Вражеская артиллерия не смолкала в течение всей битвы, грохот орудий начал набирать темп, когда Желтая Стража почуяла витавшее в воздухе поражение. Они причинят имперцам вреда столько, сколько успеют, прежде чем падут. Банник уважал их за решимость стоять до конца.
«Гибельный клинок» находился уже в пятидесяти ярдах от начала пути подступа, когда «Уничтожитель» открыл огонь. Выстрел из засады среди поваленных деревьев и опаленных плоских камней застал всех врасплох. Без предупреждения, клин мощной энергии прожег небо, заставив воздух грохотнуть от разницы давлений. Он ударил в танк вдоль правой стены главной палубы, проделав в пластали дыру и вызвав панику. Корпус «Чести Кортейна» содрогнулся от попадания. Напряженные, шумные переговоры сражающихся людей сменили крики и вопли. Внутренняя связь зашипела и выключилась.
— Сэр! — проорал снизу Леонат. — Сэр! Ганлик тяжело ранен! Эппералиант потерял сознание.
Внизу кто-то кричал, безостановочно, страшно. Банник не обращал внимания. Он не мог позволить себе отвлекаться.
— Пошли Голлфа к лестнице. Нам придется устно передавать приказы. Мегген, целься в источник выстрела!
— Так точно, сэр!
Башня развернулась вправо, и Банник возблагодарил Императора и Омниссию, что приводящие двигатели продолжали работать и башенный погон не смялся. Танк выстрелил в ответ, снаряд вырвался с ревом раненого разъяренного зверя. Он попал в узкое ущелье между двумя гигантскими глыбами.
— Дым! Дым! Дым! — заорал он.
Пусковые установки в лобовой части издали пустые хлопающие звуки. В воздухе завращались цилиндрические гранаты, приземляясь на заранее определенном расстоянии впереди танка, и гряду заволокло густым белым паром.
— Вправо, Шоам! — крикнул Банник.
Приказ принял Голлф, который тут же бросился к носу танка. Секундная задержка. Слишком долго, но как раз вовремя. Из дыма вылетел еще один луч «Уничтожителя», разметав пар и оставив длинный чистый туннель, который начал свиваться обратно в себя, пока его снова не затянуло дымовой завесой.
— Черт! Быстрее!
Приказ снова передали по цепочке. С визгом гусениц танк ускорился. Рявкнула пушка «Разрушитель», а за нею главный калибр, вновь попав по местоположению «Уничтожителя». Оба танка перестреливались вслепую. Победителем мог выйти только один.

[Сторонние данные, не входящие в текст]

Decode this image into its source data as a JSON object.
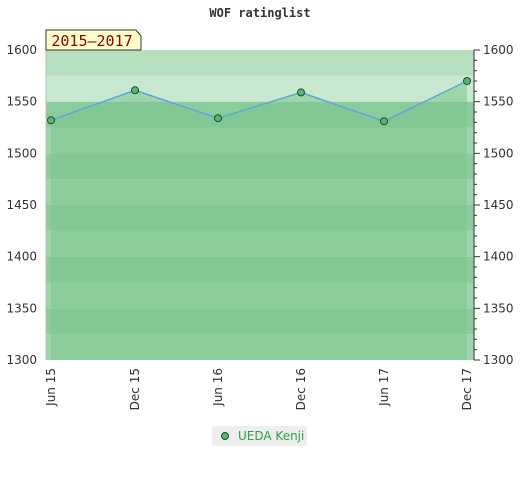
{
  "chart_data": {
    "type": "area",
    "title": "WOF ratinglist",
    "badge": "2015–2017",
    "x": [
      "Jun 15",
      "Dec 15",
      "Jun 16",
      "Dec 16",
      "Jun 17",
      "Dec 17"
    ],
    "series": [
      {
        "name": "UEDA Kenji",
        "values": [
          1532,
          1561,
          1534,
          1559,
          1531,
          1570
        ]
      }
    ],
    "ylim": [
      1300,
      1600
    ],
    "yticks": [
      1300,
      1350,
      1400,
      1450,
      1500,
      1550,
      1600
    ],
    "y_right_axis": true,
    "grid": true,
    "legend": "bottom-center",
    "colors": {
      "line": "#5aa8d8",
      "marker_fill": "#56b870",
      "marker_stroke": "#1f4d2c",
      "area": "#7cc58e",
      "band_dark": "#8ccc9c",
      "band_light": "#9fd5ac",
      "band_top_a": "#b6dfc0",
      "band_top_b": "#c8e8cf",
      "badge_bg": "#ffffcc"
    }
  }
}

Смаргивая остаточные образы, Банник проследил траекторию лазерного уничтожителя до его источника.
— Ствол вверх на три градуса. Нужно попасть, пока он не начал двигаться, — велел он.

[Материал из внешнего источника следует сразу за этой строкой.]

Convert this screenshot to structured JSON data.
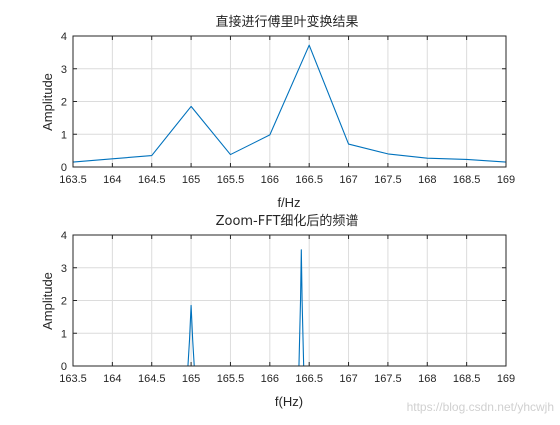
{
  "watermark": "https://blog.csdn.net/yhcwjh",
  "chart_data": [
    {
      "type": "line",
      "title": "直接进行傅里叶变换结果",
      "xlabel": "f/Hz",
      "ylabel": "Amplitude",
      "xlim": [
        163.5,
        169
      ],
      "ylim": [
        0,
        4
      ],
      "xticks": [
        "163.5",
        "164",
        "164.5",
        "165",
        "165.5",
        "166",
        "166.5",
        "167",
        "167.5",
        "168",
        "168.5",
        "169"
      ],
      "yticks": [
        "0",
        "1",
        "2",
        "3",
        "4"
      ],
      "grid": true,
      "line_color": "#0072bd",
      "series": [
        {
          "x": [
            163.5,
            164.0,
            164.5,
            165.0,
            165.5,
            166.0,
            166.5,
            167.0,
            167.5,
            168.0,
            168.5,
            169.0
          ],
          "y": [
            0.15,
            0.25,
            0.35,
            1.85,
            0.38,
            0.98,
            3.72,
            0.7,
            0.4,
            0.27,
            0.23,
            0.15
          ]
        }
      ]
    },
    {
      "type": "line",
      "title": "Zoom-FFT细化后的频谱",
      "xlabel": "f(Hz)",
      "ylabel": "Amplitude",
      "xlim": [
        163.5,
        169
      ],
      "ylim": [
        0,
        4
      ],
      "xticks": [
        "163.5",
        "164",
        "164.5",
        "165",
        "165.5",
        "166",
        "166.5",
        "167",
        "167.5",
        "168",
        "168.5",
        "169"
      ],
      "yticks": [
        "0",
        "1",
        "2",
        "3",
        "4"
      ],
      "grid": true,
      "line_color": "#0072bd",
      "series": [
        {
          "x": [
            163.5,
            164.96,
            164.98,
            165.0,
            165.02,
            165.04,
            166.37,
            166.39,
            166.4,
            166.41,
            166.43,
            169.0
          ],
          "y": [
            0,
            0,
            0.8,
            1.85,
            0.8,
            0,
            0,
            2.0,
            3.55,
            2.0,
            0,
            0
          ]
        }
      ]
    }
  ]
}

— Император, направь мою руку! — крикнул Мегген.
Ночную мглу прошил третий лазерный луч, от грохота смещенного воздуха у Банника зазвенело в ушах, несмотря даже на защиту вокс-наушников. Он снес башню лазерной пушки на правом спонсоне. С обрубленных кабелей посыпались искры.
Мегген поцеловал руку и хлопнул по снаряду, когда автопогрузчик загнал его на место. Он прижался глазами к перископу орудия.
— Огонь! — рявкнул Банник.
— Нет! Погоди! Еще, еще… Вот он! — ответил он и вжал пусковую педаль.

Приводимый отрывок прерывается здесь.